- Born: Chinazorom Ekezie Anambra State
- Education: B.Sc English Language and Linguistics, Ebonyi State University
- Alma mater: Ebonyi State University
- Occupations: Actress Film producer
- Years active: 2010–present
- Mother: Eucharia Ekezie
- Awards: City People Entertainment Awards for Best Upcoming Actress of the Year (English)

= Nazo Ekezie =

Nigerian actress and producer

Nazo Ekezie (born December 22) is a Nigerian actress and film producer. She won the 2017 City People Movie Awards (eight in the series) for Best Upcoming Actress of the Year (English).

==Biography==
Ekezie is the second out of four children.

===Education===

Ekezie attended her secondary school at the Federal Government Girls College, Lejja, Nsukka in Enugu State. She has a bachelor’s degree in English and Linguistics from the Ebonyi State University.

===Career===

Ekezie is a Nigerian actress and film producer who started acting between 2009 and 2010. She came into the limelight after featuring in the movie Thanks for Coming, produced by Uche Nancy.

In 2018, Ekezie produced her own movie, Flawed, She featured in the movie alongside Nollywood actors such as Ebele Okaro, Mofe Duncan, and Bolaji Ogunmola.

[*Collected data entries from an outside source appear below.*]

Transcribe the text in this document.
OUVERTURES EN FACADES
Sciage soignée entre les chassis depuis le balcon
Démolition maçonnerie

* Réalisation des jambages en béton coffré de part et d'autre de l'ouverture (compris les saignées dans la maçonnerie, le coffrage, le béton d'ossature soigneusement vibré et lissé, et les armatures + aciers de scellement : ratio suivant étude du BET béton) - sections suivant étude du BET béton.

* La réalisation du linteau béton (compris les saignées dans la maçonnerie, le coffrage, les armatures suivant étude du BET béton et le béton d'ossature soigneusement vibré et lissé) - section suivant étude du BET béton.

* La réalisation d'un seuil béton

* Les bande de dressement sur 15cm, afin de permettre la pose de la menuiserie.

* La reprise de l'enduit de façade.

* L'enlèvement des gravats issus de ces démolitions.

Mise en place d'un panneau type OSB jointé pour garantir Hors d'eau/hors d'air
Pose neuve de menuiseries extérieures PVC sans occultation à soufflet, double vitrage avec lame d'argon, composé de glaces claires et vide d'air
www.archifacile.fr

Ekezie owns the Unoaku Production Company.

On November 26, 2020, the birthday of the Nigerian singer and music producer Don Jazzy, Ekezie asked Don Jazzy out on a date while sending birthday wishes via Instagram. He accepted the request.

==Selected filmography==

Filmography
| Year | Title | Role | Selected cast | Ref. |
|---|---|---|---|---|
| 2024 | Rush Hour | Ada | Mercy Aigbe, Chinwe Chukwudire, Lucy Edet |  |
| 2023 | Broken Mirror | Chika | Charis Agidigbi, Bennylove Asom, Ifeanyi Kalu, Jimmy Odukoya, Jessica Opara |  |
| 2022 | Escape | Mabel | Bayray McNwizu, Eddie Watson |  |
| 2021 | Ill Fated | Freda | Daniel Aliyu; Kin Jacob; Chenna Nnanna; |  |
| 2020 | Deeply in Love | Eden | Tracy Edwin; Iyiola Elvis; Mercy Macjoe; Wole Ojo; |  |
| 2020 | A Dance to Forget | Juliet | Ngozi Ezeonu; Alex Usifo; Nancy Isime; Federick Leonard; |  |
| 2019 | Flawed | Chita | Mofe Duncan; Bolaji Ogunmola; Ebele Okaro; Atewe Raphael; |  |
| 2018 | Children's Day |  | Sam Uche Ayamele; Wole Ojo; Jude Orhorha; Lisa Onu; |  |
| 2017 | Surprise Wedding | Bunmi | Lucy Ameh; Ayo Adesanya Hassan; Rachel Oniga; Kunle Remi; Emem Ufot; |  |
| 2011 | Gallant Babes | Bella | Odera Arinze; Ese Brodericks; Yul Edochie; Angela Okorie; Mercy Johnson; Chidi Okafor; Chinyere Wilfred; |  |

==Accolades==

Ekezie won the City People Movie Awards (eight in the series) for Best Upcoming Actress of the Year (English). The award ceremony was held on October 8, 2017, at Balmoral Event Center, Oregun, Ikeja, Lagos, and her award was presented by City People Magazine.